The SALT Act aims to increase transparency in labor-management relations by requiring detailed reporting of payments and agreements made to influence employees' organizing rights.
Clarence "Burgess" Owens
Representative
UT-4
The SALT Act, or the "Start Applying Labor Transparency Act," amends the Labor-Management Reporting and Disclosure Act of 1959 to require increased transparency in labor organization activities. It mandates labor organizations and individuals to report payments, agreements, and activities aimed at influencing employees' organizing rights or gathering information during labor disputes. The Act directs the Secretary of Labor to issue regulations for implementation within 6 months.
The "Start Applying Labor Transparency Act," or SALT Act, aims to amend the long-standing Labor-Management Reporting and Disclosure Act of 1959 (LMRDA). In plain terms, this bill would require labor unions, and individuals paid by them for certain activities, to file more detailed reports with the government about efforts to influence workers regarding union organizing and collective bargaining, or to gather information during labor disputes.
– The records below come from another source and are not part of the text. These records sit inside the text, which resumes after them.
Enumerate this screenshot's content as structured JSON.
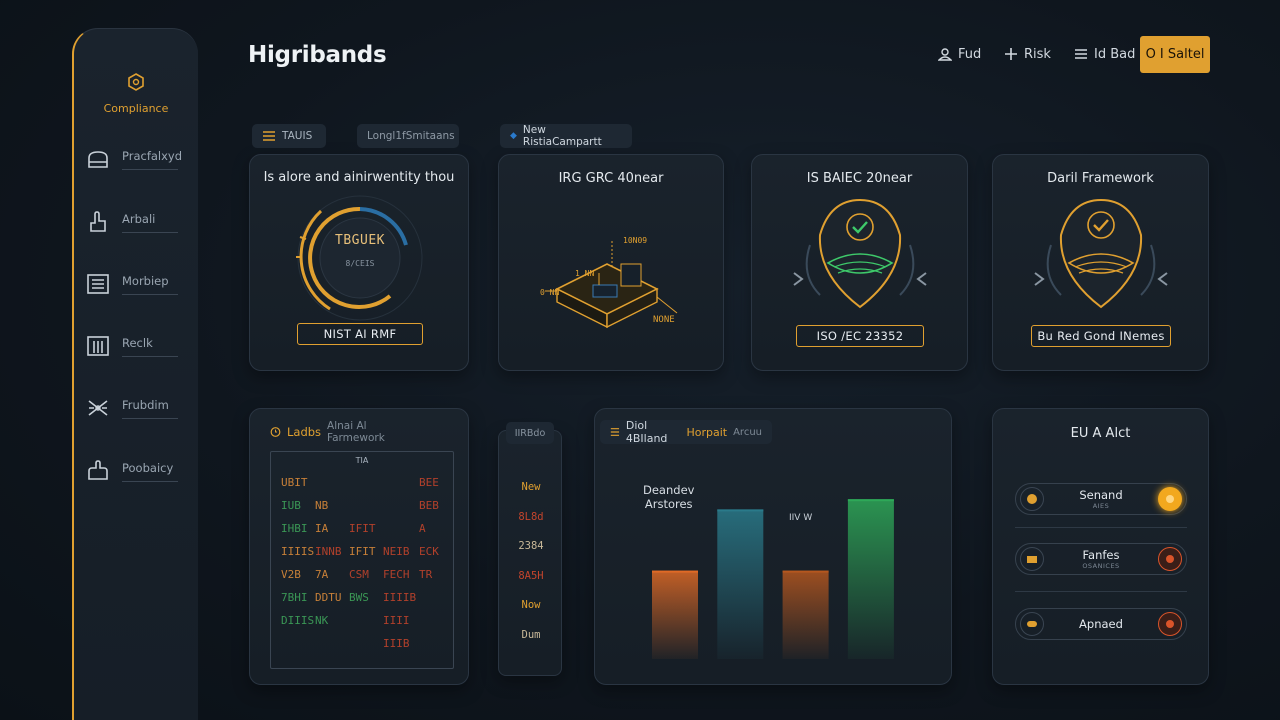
{
  "app": {
    "brand": "Higribands"
  },
  "sidebar": {
    "logo_label": "Compliance",
    "items": [
      {
        "label": "Pracfalxyd",
        "icon": "sofa-icon"
      },
      {
        "label": "Arbali",
        "icon": "hand-icon"
      },
      {
        "label": "Morbiep",
        "icon": "list-icon"
      },
      {
        "label": "Reclk",
        "icon": "bars-icon"
      },
      {
        "label": "Frubdim",
        "icon": "network-icon"
      },
      {
        "label": "Poobaicy",
        "icon": "hand-stop-icon"
      }
    ]
  },
  "topnav": {
    "items": [
      {
        "label": "Fud",
        "icon": "user-icon"
      },
      {
        "label": "Risk",
        "icon": "plus-icon"
      },
      {
        "label": "Id Bad",
        "icon": "menu-icon"
      }
    ],
    "signin_label": "O I Saltel"
  },
  "cards": {
    "nist": {
      "tab1": "TAUIS",
      "tab2": "Longl1fSmitaans",
      "title": "Is alore and ainirwentity thou",
      "gauge_main": "TBGUEK",
      "gauge_sub": "8/CEIS",
      "badge": "NIST AI RMF"
    },
    "irg": {
      "tab": "New RistiaCampartt",
      "title": "IRG GRC 40near",
      "labels": [
        "10N09",
        "1 NN",
        "0 NN",
        "NONE"
      ]
    },
    "isbaiec": {
      "title": "IS BAIEC 20near",
      "badge": "ISO /EC 23352"
    },
    "daril": {
      "title": "Daril Framework",
      "badge": "Bu Red Gond INemes"
    },
    "ladbs": {
      "tab": "Ladbs",
      "tab_sub": "Alnai Al Farmework",
      "table_header": "TIA",
      "rows": [
        [
          {
            "t": "UBIT",
            "c": "#d98a3a"
          },
          {
            "t": "",
            "c": "#d98a3a"
          },
          {
            "t": "",
            "c": "#d98a3a"
          },
          {
            "t": "",
            "c": "#d98a3a"
          },
          {
            "t": "BEE",
            "c": "#c2442c"
          }
        ],
        [
          {
            "t": "IUB",
            "c": "#3ea35a"
          },
          {
            "t": "NB",
            "c": "#d98a3a"
          },
          {
            "t": "",
            "c": "#d98a3a"
          },
          {
            "t": "",
            "c": "#d98a3a"
          },
          {
            "t": "BEB",
            "c": "#c2442c"
          }
        ],
        [
          {
            "t": "IHBI",
            "c": "#3ea35a"
          },
          {
            "t": "IA",
            "c": "#d98a3a"
          },
          {
            "t": "IFIT",
            "c": "#c2442c"
          },
          {
            "t": "",
            "c": "#d98a3a"
          },
          {
            "t": "A",
            "c": "#c2442c"
          }
        ],
        [
          {
            "t": "IIIIS",
            "c": "#d98a3a"
          },
          {
            "t": "INNB",
            "c": "#c2442c"
          },
          {
            "t": "IFIT",
            "c": "#d98a3a"
          },
          {
            "t": "NEIB",
            "c": "#c2442c"
          },
          {
            "t": "ECK",
            "c": "#c2442c"
          }
        ],
        [
          {
            "t": "V2B",
            "c": "#d98a3a"
          },
          {
            "t": "7A",
            "c": "#d98a3a"
          },
          {
            "t": "CSM",
            "c": "#c2442c"
          },
          {
            "t": "FECH",
            "c": "#c2442c"
          },
          {
            "t": "TR",
            "c": "#c2442c"
          }
        ],
        [
          {
            "t": "7BHI",
            "c": "#3ea35a"
          },
          {
            "t": "DDTU",
            "c": "#d98a3a"
          },
          {
            "t": "BWS",
            "c": "#3ea35a"
          },
          {
            "t": "IIIIB",
            "c": "#c2442c"
          },
          {
            "t": "",
            "c": "#c2442c"
          }
        ],
        [
          {
            "t": "DIIIS",
            "c": "#3ea35a"
          },
          {
            "t": "NK",
            "c": "#3ea35a"
          },
          {
            "t": "",
            "c": "#c2442c"
          },
          {
            "t": "IIII",
            "c": "#c2442c"
          },
          {
            "t": "",
            "c": "#c2442c"
          }
        ],
        [
          {
            "t": "",
            "c": "#c2442c"
          },
          {
            "t": "",
            "c": "#c2442c"
          },
          {
            "t": "",
            "c": "#c2442c"
          },
          {
            "t": "IIIB",
            "c": "#c2442c"
          },
          {
            "t": "",
            "c": "#c2442c"
          }
        ]
      ]
    },
    "col": {
      "tab": "IIRBdo",
      "items": [
        {
          "t": "New",
          "c": "#e0a030"
        },
        {
          "t": "8L8d",
          "c": "#c2442c"
        },
        {
          "t": "2384",
          "c": "#c8b898"
        },
        {
          "t": "8A5H",
          "c": "#c2442c"
        },
        {
          "t": "Now",
          "c": "#e0a030"
        },
        {
          "t": "Dum",
          "c": "#c8b898"
        }
      ]
    },
    "chart": {
      "tab": "Diol 4BIland",
      "tab_accent": "Horpait",
      "tab_tail": "Arcuu",
      "legend_l1": "Deandev",
      "legend_l2": "Arstores",
      "mid_label": "IIV W",
      "bars": [
        {
          "value": 0.52,
          "color": "#e06a26"
        },
        {
          "value": 0.88,
          "color": "#2a7a8a"
        },
        {
          "value": 0.52,
          "color": "#b5571f"
        },
        {
          "value": 0.94,
          "color": "#2ea858"
        }
      ]
    },
    "eu": {
      "title": "EU A Alct",
      "alerts": [
        {
          "main": "Senand",
          "sub": "AIES",
          "left_color": "#e0a030",
          "right_color": "#f2a81e"
        },
        {
          "main": "Fanfes",
          "sub": "OSANICES",
          "left_color": "#e0a030",
          "right_color": "#d9542a"
        },
        {
          "main": "Apnaed",
          "sub": "",
          "left_color": "#e0a030",
          "right_color": "#d9542a"
        }
      ]
    }
  }
}
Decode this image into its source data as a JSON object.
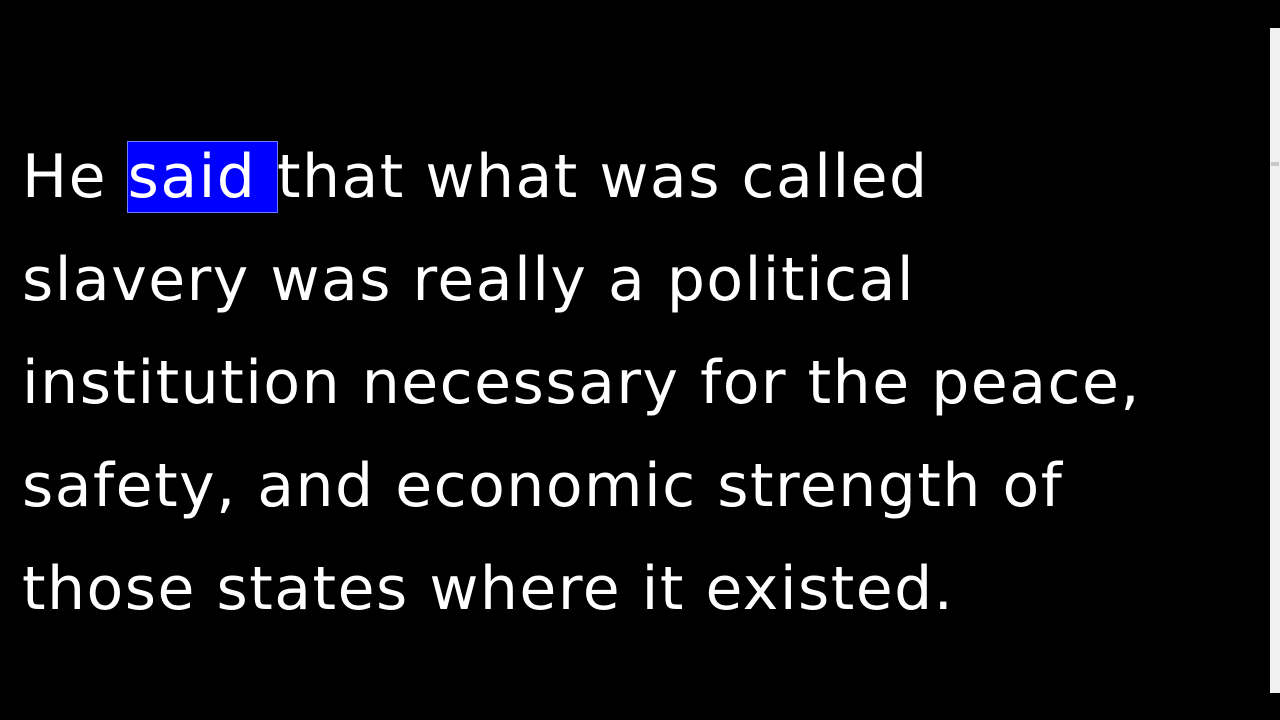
{
  "reader": {
    "lines": [
      {
        "before": "He ",
        "highlight": "said ",
        "after": "that what was called"
      },
      {
        "text": "slavery was really a political"
      },
      {
        "text": "institution necessary for the peace,"
      },
      {
        "text": "safety, and economic strength of"
      },
      {
        "text": "those states where it existed."
      }
    ],
    "highlight_color": "#0000ff",
    "text_color": "#ffffff",
    "background_color": "#000000"
  }
}
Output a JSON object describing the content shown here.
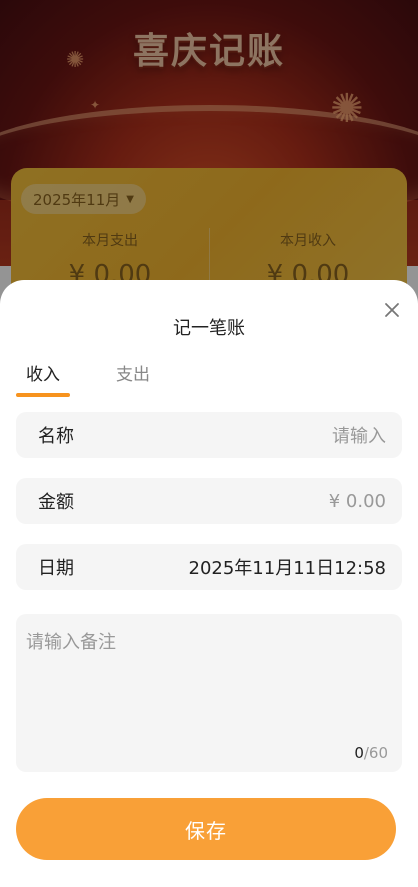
{
  "app": {
    "title": "喜庆记账",
    "month_selector": "2025年11月",
    "expense_label": "本月支出",
    "expense_value": "¥ 0.00",
    "income_label": "本月收入",
    "income_value": "¥ 0.00"
  },
  "sheet": {
    "title": "记一笔账",
    "tabs": [
      {
        "label": "收入",
        "active": true
      },
      {
        "label": "支出",
        "active": false
      }
    ],
    "fields": {
      "name": {
        "label": "名称",
        "placeholder": "请输入"
      },
      "amount": {
        "label": "金额",
        "placeholder": "¥ 0.00"
      },
      "date": {
        "label": "日期",
        "value": "2025年11月11日12:58"
      }
    },
    "note": {
      "placeholder": "请输入备注",
      "count": "0",
      "max": "/60"
    },
    "save_label": "保存"
  },
  "colors": {
    "accent": "#f7931e",
    "save_button": "#f9a037",
    "card": "#f5b630"
  },
  "icons": {
    "close": "close-icon",
    "caret": "caret-down-icon"
  }
}
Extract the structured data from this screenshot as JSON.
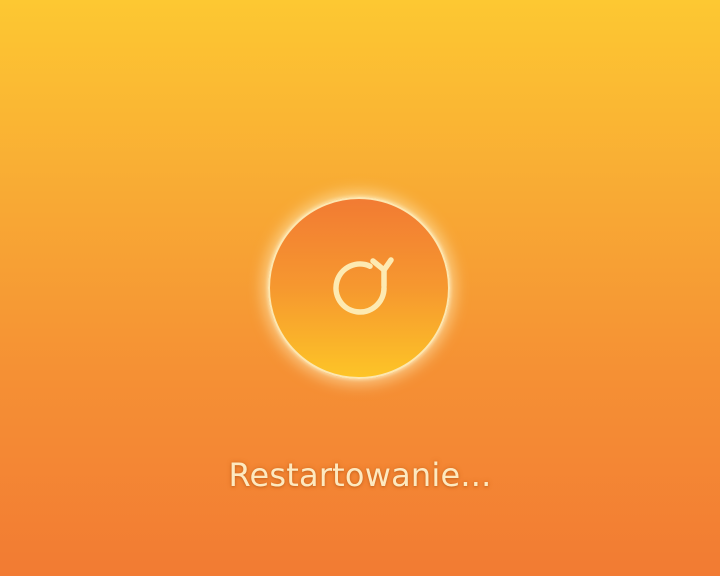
{
  "status": {
    "message": "Restartowanie..."
  },
  "icon": {
    "name": "restart-icon"
  },
  "colors": {
    "background_top": "#fdc832",
    "background_bottom": "#f27b33",
    "circle_border": "#fde7b0",
    "icon_stroke": "#fdeab2",
    "text": "#fde9c0"
  }
}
The Secretary of Labor would have six months after the bill's passage to create the specific rules for how this new reporting works.
So, what exactly needs to be reported under this proposal? For unions, Section 2 of the Act expands reporting under LMRDA Section 201. They'd need to disclose payments or agreements aimed at persuading employees about their rights to organize or bargain collectively, unless those payments were already reported elsewhere. This also includes agreements with consultants hired to sway employees or gather intel on worker activities during a labor dispute (though information gathered specifically for legal cases is exempt). Think of it like this: if a union pays an existing employee a bonus to talk up the union to colleagues, or hires an outside firm to gauge worker sentiment before a contract negotiation, those actions might trigger new reporting requirements detailing who got paid, how much, and why.
Individuals also face new requirements under changes to LMRDA Section 202. Anyone paid by a union to specifically seek employment at a company to influence organizing efforts (a practice sometimes called 'salting'), or to provide information about employee activities during a labor dispute (again, excluding info for legal proceedings), would have to file their own reports. These individuals would need to report the agreement within 30 days and file annual reports on payments received and expenses made.
The core idea seems to be increasing transparency about how unions spend money and engage in activities related to organizing and labor disputes. Knowing who is being paid to influence workplace dynamics could, in theory, give employees a clearer picture. However, these new reporting requirements could significantly impact how unions operate. There's a potential administrative burden – more paperwork, more tracking – which costs time and money, especially for smaller unions. More critically, there's concern that these broad disclosure requirements could have a chilling effect on legitimate, legally protected organizing activities. Unions might become hesitant to engage in standard outreach or hire consultants if the details must be publicly reported, potentially giving employers insight into their strategies or exposing involved employees. The requirement for individuals acting as 'salts' to self-report could also deter participation in such organizing tactics.
If the SALT Act moves forward, the immediate next step is for the Secretary of Labor to develop the specific regulations within six months. These rules will be crucial in defining the practical scope of the reporting – exactly what needs to be filed, by whom, and in what format. This bill doesn't create reporting from scratch; it builds upon the existing LMRDA framework from 1959, which already requires various financial and administrative disclosures from unions and employers. The SALT Act essentially proposes adding more layers focused specifically on activities intended to influence workers and gather information during labor disputes, potentially shifting the balance in labor-management relations.